How to: Add the Bing Speech Recognition Control to an application with a custom UI

Article
07/05/2016

This document describes how to implement speech recognition with a custom UI. To use the SpeechRecognizerUx control in your application, which implements some of the UI functionality automatically, see How to: Add the Bing Speech Recognition Control to an application with the SpeechRecognizerUx class.

Prerequisites for Speech Recognition in Windows Store applications

Before creating speech-enabled applications, you must install the speech control from Visual Studio Gallery or from the Visual Studio Extension Manager, as described in How to: Register and install the Bing Speech Recognition Control. Then, for each project that will use the Speech control, you must complete the preparatory steps described in How to: Enable a project for the Bing Speech Recognition Control.

Adding Speech Recognition to an application with custom UI

Speech recognition functionality depends on the SpeechRecognizer class and its methods and events. The methods allow us to stop and start speech recognition, and the events let us show volume and results data, and mark the different steps in the speech recognition process so that we can adjust the UI accordingly.

For a complete code example using speech recognition with a custom UI, see the SpeechRecognizer documentation. For the list of currently supported languages, see The Bing Speech Recognition Control.

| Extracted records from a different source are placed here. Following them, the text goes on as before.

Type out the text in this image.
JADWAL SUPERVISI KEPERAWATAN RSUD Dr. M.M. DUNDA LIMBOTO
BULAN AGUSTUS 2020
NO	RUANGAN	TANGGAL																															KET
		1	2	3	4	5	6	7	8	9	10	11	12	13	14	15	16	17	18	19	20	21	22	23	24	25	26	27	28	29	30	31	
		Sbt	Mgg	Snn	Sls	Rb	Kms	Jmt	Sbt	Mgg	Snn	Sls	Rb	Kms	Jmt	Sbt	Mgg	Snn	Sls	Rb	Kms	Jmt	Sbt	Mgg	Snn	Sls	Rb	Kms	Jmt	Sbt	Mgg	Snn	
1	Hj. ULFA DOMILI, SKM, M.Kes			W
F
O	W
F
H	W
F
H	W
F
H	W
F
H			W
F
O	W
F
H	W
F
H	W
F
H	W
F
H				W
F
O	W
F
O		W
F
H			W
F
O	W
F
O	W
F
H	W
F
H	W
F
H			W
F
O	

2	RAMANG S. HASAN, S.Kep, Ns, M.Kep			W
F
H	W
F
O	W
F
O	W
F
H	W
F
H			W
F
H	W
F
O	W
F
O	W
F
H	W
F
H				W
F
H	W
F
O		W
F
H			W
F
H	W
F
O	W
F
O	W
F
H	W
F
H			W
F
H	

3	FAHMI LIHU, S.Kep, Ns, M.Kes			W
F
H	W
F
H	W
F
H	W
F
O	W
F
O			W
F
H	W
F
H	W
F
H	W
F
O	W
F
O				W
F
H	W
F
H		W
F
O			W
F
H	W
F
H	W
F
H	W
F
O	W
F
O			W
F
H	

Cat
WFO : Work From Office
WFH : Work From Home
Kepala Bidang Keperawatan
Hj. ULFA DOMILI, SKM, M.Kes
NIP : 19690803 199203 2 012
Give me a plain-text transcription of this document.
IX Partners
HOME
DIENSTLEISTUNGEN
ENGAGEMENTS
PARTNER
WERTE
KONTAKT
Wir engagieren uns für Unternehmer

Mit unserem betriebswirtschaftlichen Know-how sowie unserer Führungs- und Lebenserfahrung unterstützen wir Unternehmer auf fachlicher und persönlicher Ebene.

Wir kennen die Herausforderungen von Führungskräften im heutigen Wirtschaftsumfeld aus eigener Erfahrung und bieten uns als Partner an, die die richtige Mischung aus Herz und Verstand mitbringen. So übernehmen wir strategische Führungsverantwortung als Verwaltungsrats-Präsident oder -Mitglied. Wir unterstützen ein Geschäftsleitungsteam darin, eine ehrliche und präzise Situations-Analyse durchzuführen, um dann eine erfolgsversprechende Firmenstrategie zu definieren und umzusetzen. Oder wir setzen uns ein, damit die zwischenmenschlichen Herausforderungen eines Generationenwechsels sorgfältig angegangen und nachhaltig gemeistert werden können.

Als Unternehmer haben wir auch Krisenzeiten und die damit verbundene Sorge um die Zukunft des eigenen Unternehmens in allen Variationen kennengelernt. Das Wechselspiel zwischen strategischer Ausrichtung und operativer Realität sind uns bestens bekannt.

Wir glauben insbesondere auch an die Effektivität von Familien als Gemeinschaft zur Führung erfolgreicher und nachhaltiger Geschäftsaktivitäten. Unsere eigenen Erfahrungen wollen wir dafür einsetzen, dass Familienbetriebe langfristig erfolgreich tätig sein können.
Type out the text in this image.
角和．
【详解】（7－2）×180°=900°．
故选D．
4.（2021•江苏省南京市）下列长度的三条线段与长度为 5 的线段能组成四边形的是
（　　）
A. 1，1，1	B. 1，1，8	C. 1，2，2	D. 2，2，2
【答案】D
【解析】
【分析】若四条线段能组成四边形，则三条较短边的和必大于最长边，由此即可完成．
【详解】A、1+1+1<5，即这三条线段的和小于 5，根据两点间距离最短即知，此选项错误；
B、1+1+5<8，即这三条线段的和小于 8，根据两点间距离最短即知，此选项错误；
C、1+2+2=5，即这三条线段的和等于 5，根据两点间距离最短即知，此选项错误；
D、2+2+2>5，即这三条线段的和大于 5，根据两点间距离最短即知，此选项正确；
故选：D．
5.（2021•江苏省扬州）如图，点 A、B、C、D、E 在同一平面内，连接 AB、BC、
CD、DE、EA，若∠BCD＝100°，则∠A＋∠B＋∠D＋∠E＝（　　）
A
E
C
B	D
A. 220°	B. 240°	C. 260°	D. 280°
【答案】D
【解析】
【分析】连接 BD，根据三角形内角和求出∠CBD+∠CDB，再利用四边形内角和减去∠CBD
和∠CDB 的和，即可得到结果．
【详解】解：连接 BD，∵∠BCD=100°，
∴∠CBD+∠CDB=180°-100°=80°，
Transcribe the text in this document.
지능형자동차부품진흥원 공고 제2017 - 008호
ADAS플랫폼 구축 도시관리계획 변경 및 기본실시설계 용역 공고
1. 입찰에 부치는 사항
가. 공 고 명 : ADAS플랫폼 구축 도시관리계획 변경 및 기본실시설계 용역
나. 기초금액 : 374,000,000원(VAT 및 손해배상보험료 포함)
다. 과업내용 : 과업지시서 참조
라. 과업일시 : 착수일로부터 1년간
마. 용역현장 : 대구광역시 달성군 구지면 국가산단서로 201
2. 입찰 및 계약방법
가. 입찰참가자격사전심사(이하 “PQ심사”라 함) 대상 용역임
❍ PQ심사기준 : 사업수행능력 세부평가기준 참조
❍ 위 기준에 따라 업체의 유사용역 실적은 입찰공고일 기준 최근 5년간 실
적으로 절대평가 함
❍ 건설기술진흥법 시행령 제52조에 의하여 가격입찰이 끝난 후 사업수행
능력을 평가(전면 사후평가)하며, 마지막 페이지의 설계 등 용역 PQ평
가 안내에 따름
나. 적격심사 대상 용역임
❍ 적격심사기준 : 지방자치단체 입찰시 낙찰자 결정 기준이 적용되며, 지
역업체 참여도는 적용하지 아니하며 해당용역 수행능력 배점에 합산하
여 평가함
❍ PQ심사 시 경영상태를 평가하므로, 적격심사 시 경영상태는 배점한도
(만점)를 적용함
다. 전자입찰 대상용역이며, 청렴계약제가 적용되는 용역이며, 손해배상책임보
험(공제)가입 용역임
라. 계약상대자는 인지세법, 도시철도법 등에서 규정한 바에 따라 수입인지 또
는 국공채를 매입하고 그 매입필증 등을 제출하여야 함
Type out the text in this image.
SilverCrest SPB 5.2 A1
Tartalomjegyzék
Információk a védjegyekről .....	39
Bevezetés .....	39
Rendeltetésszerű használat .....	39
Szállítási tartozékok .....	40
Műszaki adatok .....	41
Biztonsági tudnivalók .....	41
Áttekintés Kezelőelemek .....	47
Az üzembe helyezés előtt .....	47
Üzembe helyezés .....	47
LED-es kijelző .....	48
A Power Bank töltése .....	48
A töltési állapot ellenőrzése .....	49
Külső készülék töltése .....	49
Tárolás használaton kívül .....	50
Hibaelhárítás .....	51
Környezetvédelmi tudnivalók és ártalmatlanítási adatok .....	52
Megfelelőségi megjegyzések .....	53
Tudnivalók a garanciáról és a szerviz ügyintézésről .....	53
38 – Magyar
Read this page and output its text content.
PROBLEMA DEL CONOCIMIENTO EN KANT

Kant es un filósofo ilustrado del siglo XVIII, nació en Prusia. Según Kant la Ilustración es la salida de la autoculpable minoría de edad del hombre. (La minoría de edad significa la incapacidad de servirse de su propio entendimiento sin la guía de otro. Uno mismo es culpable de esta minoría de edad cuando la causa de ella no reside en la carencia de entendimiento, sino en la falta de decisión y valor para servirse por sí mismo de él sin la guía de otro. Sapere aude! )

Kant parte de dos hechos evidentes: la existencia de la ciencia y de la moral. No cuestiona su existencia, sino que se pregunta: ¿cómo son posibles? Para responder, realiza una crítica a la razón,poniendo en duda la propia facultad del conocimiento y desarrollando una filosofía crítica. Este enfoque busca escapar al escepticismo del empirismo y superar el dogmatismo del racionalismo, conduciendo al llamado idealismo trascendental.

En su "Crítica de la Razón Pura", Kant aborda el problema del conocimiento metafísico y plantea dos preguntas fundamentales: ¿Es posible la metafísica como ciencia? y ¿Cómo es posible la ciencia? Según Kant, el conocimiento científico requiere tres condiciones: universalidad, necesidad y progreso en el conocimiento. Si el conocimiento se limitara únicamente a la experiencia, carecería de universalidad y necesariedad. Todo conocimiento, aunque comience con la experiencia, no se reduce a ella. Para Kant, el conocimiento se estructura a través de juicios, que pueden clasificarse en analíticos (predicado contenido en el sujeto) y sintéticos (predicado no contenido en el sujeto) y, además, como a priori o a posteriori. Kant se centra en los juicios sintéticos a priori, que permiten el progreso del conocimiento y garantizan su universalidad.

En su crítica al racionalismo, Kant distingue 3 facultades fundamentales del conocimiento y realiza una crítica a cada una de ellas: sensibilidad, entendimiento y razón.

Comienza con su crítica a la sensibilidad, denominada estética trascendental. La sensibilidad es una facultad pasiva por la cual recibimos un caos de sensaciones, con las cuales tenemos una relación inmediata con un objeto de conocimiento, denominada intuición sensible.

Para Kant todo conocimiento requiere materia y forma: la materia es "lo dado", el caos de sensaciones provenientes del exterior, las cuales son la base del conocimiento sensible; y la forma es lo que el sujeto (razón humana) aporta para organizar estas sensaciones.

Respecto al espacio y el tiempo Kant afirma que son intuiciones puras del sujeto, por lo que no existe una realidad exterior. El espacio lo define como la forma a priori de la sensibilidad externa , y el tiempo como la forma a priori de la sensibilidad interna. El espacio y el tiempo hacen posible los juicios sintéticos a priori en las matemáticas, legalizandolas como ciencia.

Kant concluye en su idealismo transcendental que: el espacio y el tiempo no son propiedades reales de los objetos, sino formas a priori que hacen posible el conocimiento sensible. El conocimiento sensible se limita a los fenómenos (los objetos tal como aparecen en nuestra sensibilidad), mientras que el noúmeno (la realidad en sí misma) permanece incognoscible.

Creating the SpeechRecognizer object

Before calling the SpeechRecognizer.SpeechRecognizer(string, SpeechAuthorizationParameters) constructor, you must create a SpeechAuthorizationParameters object and populate it with your Azure Data Marketplace credentials. These credentials enable the SpeechRecognizer to contact the web service that analyzes the audio data and converts it to text.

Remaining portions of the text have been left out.